Ray Pilon (born January 11, 1945) is a former Republican member of the Florida House of Representatives, representing the 72nd District, which includes northern Sarasota County, from 2012 to 2016, and the 69th district from 2010 to 2012. Pilon unsuccessfully ran for the Republican nomination for Florida Senate District 23 in 2016, placing 4th, and was his party's unsuccessful nominee for his former seat in 2018, losing to Margaret Good.

==History==
Pilon was born in Pontiac, Michigan, and attended Northern Michigan University in Marquette, Michigan, graduating with a Bachelor's degree in 1968. After graduation, he moved to the state of Florida in 1979, where he began working as a police officer. In 1996, Pilon was elected to the Sarasota County Commission, where he served until 2000.

==Florida House of Representatives==
In 2010, when incumbent Democratic State Representative Keith Fitzgerald ran for a third term in the House, Pilon returned from political retirement to challenge him in the 69th District, which included a few precincts in southern Manatee County and northwestern Sarasota County. Pilon emerged victorious over Fitzgerald, narrowly defeating his opponent with 52% of the vote and by a 1,380 vote margin of victory.

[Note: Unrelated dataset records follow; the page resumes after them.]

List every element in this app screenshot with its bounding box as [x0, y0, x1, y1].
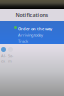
button[interactable]: Sam — [8, 47, 13, 64]
staticText: Sam — [8, 53, 13, 64]
staticText: Track — [18, 39, 28, 44]
button[interactable]: Alex — [1, 47, 6, 64]
button[interactable]: Order on the way — [0, 21, 64, 44]
button[interactable]: Notifications — [16, 12, 48, 19]
staticText: Arriving today — [18, 32, 43, 38]
staticText: Order on the way — [18, 26, 52, 31]
staticText: Notifications — [16, 12, 48, 19]
staticText: Alex — [1, 53, 6, 64]
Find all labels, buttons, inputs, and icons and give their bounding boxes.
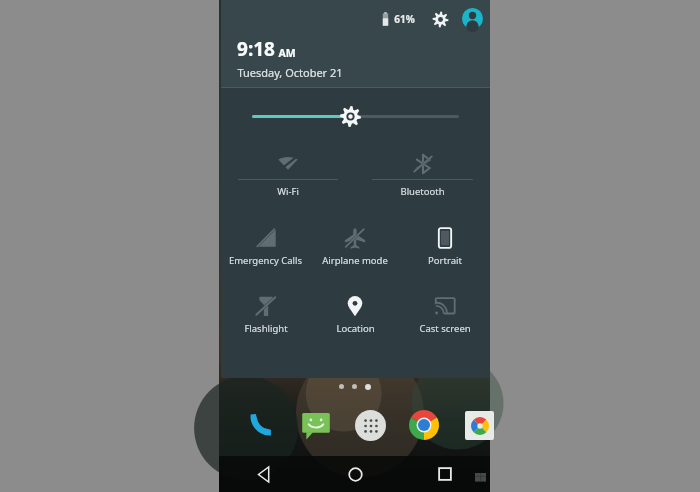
staticText: Cast screen xyxy=(419,322,471,335)
staticText: Portrait xyxy=(428,254,462,267)
button[interactable]: Settings xyxy=(429,8,451,30)
button[interactable]: Switch user xyxy=(461,7,484,30)
button[interactable]: Chrome xyxy=(405,406,443,444)
staticText: Bluetooth xyxy=(400,185,445,198)
staticText: AM xyxy=(278,46,296,60)
staticText: Wi-Fi xyxy=(277,185,299,198)
button[interactable]: Messaging xyxy=(297,406,335,444)
button[interactable]: Wi-Fi xyxy=(227,144,349,204)
staticText: 61% xyxy=(394,12,415,26)
button[interactable]: Brightness xyxy=(339,105,362,128)
button[interactable]: Back xyxy=(219,456,310,492)
staticText: Airplane mode xyxy=(322,254,388,267)
button[interactable]: Airplane mode xyxy=(310,218,400,273)
staticText: 9:18 xyxy=(237,36,275,62)
staticText: Location xyxy=(336,322,375,335)
button[interactable]: Home xyxy=(310,456,400,492)
button[interactable]: Phone xyxy=(242,406,280,444)
button[interactable]: Flashlight xyxy=(221,286,310,341)
button[interactable]: Location xyxy=(310,286,400,341)
button[interactable]: Bluetooth xyxy=(361,144,484,204)
button[interactable]: Recent apps xyxy=(400,456,490,492)
button[interactable]: Apps xyxy=(351,406,389,444)
button[interactable]: Photos xyxy=(460,406,498,444)
staticText: Flashlight xyxy=(244,322,288,335)
button[interactable]: Portrait xyxy=(400,218,490,273)
staticText: Tuesday, October 21 xyxy=(237,65,343,80)
staticText: Emergency Calls Only xyxy=(221,254,310,270)
button[interactable]: Cast screen xyxy=(400,286,490,341)
button[interactable]: Emergency Calls Only xyxy=(221,218,310,276)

When Florida House districts were redrawn in 2012, Pilon opted to run for re-election in the 72nd District, which included most of the territory that he had previously represented in the 69th District. He was opposed by Liz Alpert, the Democratic nominee and an attorney who had previously run for the state legislature fourteen years prior. During the course of the campaign, "Alpert tried to tie Pilon to Governor Rick Scott and paint him as too conservative for the district." Ultimately, Pilon was re-elected over Alpert, winning 54% of the vote.

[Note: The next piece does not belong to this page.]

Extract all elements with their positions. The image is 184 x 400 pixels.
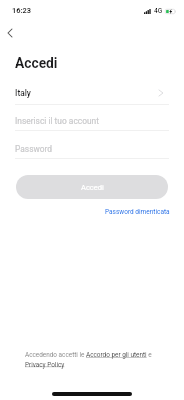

While in the legislature, Pilon broke from his party to oppose a ban on abortion that was sought based on the sex or race of the child, noting, "I'm a very strong conservative Republican. I believe in personal responsibility," but that the legislation unfairly burdened physicians and got into areas that "perhaps we shouldn't be delving in."

During the 2016 Legislative Session, Pilon voted in favor of the NRA-backed pro-gun bill HB 169.